『バグズ・ワールド』は、2005年7月5日から9月15日の期間、西アフリカのブルキナファソのバンフォーラ及びボボ・ディオウラッソ地区でHDビデオにて撮影された。現在、公開中。
サスライアリ
放浪型 戦闘的
食糧:肉類、無脊椎動物
集団攻撃 発達戦略 特殊な食習慣
サスライアリは放浪性で、毎晩の様に住居を変える事が出来るが、環境がよければ一定の場所で長く暮らす場合もある。
そこでまわりの食糧を食べつくすと、次により豊富な食糧調達場所を求めて移動してゆく。
サスライアリは動物性の餌のみを食糧とする。
サスライアリの群れは大体20センチ幅で1000メートルの長さの巨大な行列になって狩りをする。
その行列は全体で2千万匹の蟻からなり、総重量が20キロにもなる。
行列には何千何万という働き蟻が群れていて、アリたちが近づくと、彼らが枯葉や植生を踏みしだく独特の音がする事で感知する事が出来る。
人間を襲う
力強い鎌の様な形の角で、蟻たちは進行方向にある全ての物を狩りつくし食い尽くしてゆく。
彼らの獲物は昆虫だけでなく、巣にいる鳥や、小型哺乳類や、大きなヘビ、柵の中に暮らす家畜なども含まれる。
健康な大人であれば噛まれても害はないが、動けない赤ちゃんなどが噛まれると大怪我を負ったりする場合もある。
地元のアフリカ人部族はそれを良く知っていて、蟻の通り道には幼児を放置しない様注意を怠らない。
サスライアリのコロニーは3段階のカースト制度がとられている。
繁殖できるのはオスと女王だけ。
他の蟻は子供を製造する器官を備えていない。
女王蟻は巣の中で最も大きな個体で、時には50ミリの大きさを持つものがある。
女王蟻は一生で何百万個という卵を産み、2週間から6週間で孵化する。

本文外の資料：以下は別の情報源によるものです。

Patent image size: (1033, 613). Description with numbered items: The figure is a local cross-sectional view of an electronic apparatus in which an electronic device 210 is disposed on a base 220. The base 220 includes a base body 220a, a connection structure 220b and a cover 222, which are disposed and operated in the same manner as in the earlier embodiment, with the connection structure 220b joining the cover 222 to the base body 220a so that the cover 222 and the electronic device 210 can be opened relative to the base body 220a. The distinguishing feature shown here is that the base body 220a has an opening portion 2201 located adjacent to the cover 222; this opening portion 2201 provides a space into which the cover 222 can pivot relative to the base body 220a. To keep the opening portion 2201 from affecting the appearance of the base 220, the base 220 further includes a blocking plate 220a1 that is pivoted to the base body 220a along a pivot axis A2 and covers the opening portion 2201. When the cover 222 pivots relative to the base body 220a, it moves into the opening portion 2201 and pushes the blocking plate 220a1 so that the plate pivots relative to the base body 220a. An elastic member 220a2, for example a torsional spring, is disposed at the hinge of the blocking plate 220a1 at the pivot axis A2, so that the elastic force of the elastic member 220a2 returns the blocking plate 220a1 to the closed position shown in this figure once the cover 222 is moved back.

蟻の幼虫は白く、脚が無く、動く事ができない。
成長を続ける幼虫たちは働き蟻たちによって常に栄養が与えられ、清潔にされ、保護される。
雄蟻は交尾のためにだけ存在し、一旦交尾が終わると死に、食い尽くされる。
崇高ささえ感じさせるダイジェスト版
オートマトン戦争
このように対照的なオオキノコシロアリ(防衛型・草食性)とサスライアリ(攻撃型・肉食性)が戦争状態になったらどうなるのか。
登場する蟻たちは、すべてオートマトン(機械人形)たち。
社会性昆虫の世界では、個体や個性は殆ど意味を持たない。
アリのコロニーは「集合知性」の原理に従い、科学的に動くコンピューターのようなもので、二つのコロニーは遭遇した後、地獄の渦に巻き込まれていく。

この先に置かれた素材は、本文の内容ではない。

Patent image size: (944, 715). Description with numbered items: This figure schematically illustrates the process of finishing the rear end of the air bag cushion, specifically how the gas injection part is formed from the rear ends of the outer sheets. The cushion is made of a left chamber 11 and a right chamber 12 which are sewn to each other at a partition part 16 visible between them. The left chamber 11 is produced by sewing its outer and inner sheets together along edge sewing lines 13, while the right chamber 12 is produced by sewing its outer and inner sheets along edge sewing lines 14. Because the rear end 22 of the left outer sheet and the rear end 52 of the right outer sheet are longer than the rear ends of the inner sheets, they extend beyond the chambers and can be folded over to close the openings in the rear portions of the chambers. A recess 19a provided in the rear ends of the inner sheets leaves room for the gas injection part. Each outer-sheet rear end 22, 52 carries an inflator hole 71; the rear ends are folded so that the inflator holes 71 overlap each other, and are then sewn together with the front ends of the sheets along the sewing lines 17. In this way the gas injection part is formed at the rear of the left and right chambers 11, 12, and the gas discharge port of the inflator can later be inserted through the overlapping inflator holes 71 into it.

彼らはただ自動的に反応し、集団で示される挙動を起こす。
オオキノコシロアリの無敵の要塞に、獰猛で強力なサスライアリの軍団が迫ってくる。
その数、二千万匹。
やがて始まる壮絶なる攻防戦。
オオキノコシロアリの巣の内部はトンネルや回廊や、育児室や、菌床など、巨大な化学工場の中枢部に匹敵する複雑に入り組んだ構造を持っている。
しかし一旦攻撃を受けると、最終目的である女王アリを保護する為に、巣の内部の繋がりが全て絶たれる。
外部の壁に少しでも穴があいた場合、働きアリは、ほんの数分内で女王アリが住む居室に繋がる全てのアクセス・ルートを塞いでゆく。
別世界の戦争
オオキノコシロアリは敵から攻撃を受けても、他の動物や植物の様に仕返しをしたり、攻撃をしかけたりする事は絶対にない。
常に防衛一方で、それは何世紀にも渡って完成された建築技術によってなされる。
しかし、サスライアリの容赦なき攻撃はシロアリ軍の兵隊アリの守備をい撃破し、帝国は大混乱に陥る。
果たしてシロアリの帝国はサスライアリの侵略を阻止することができるのか。
サスライアリの軍隊がシロアリの女王の部屋まで迫ったとき、意外な運命のいたずらが起こった。
雨が降り出したのだ。
シロアリの要塞に水が流れ込むと、途端にサスライアリが迷走をはじめる。
サスライアリは女王が指揮系統を統括し、臭いで互いを連結させて動くのだが、水によって臭いが消されると動きがにぶくなる。
シロアリの兵隊アリが反撃を開始。
サスライアリの軍隊は撤退をはじめ、シロアリの巣のなかに取り残されたサスライアリは、次々とやられていく。
シロアリの女王の部屋からサスライアリが一掃され、要塞のなかに再び平和が戻っていく。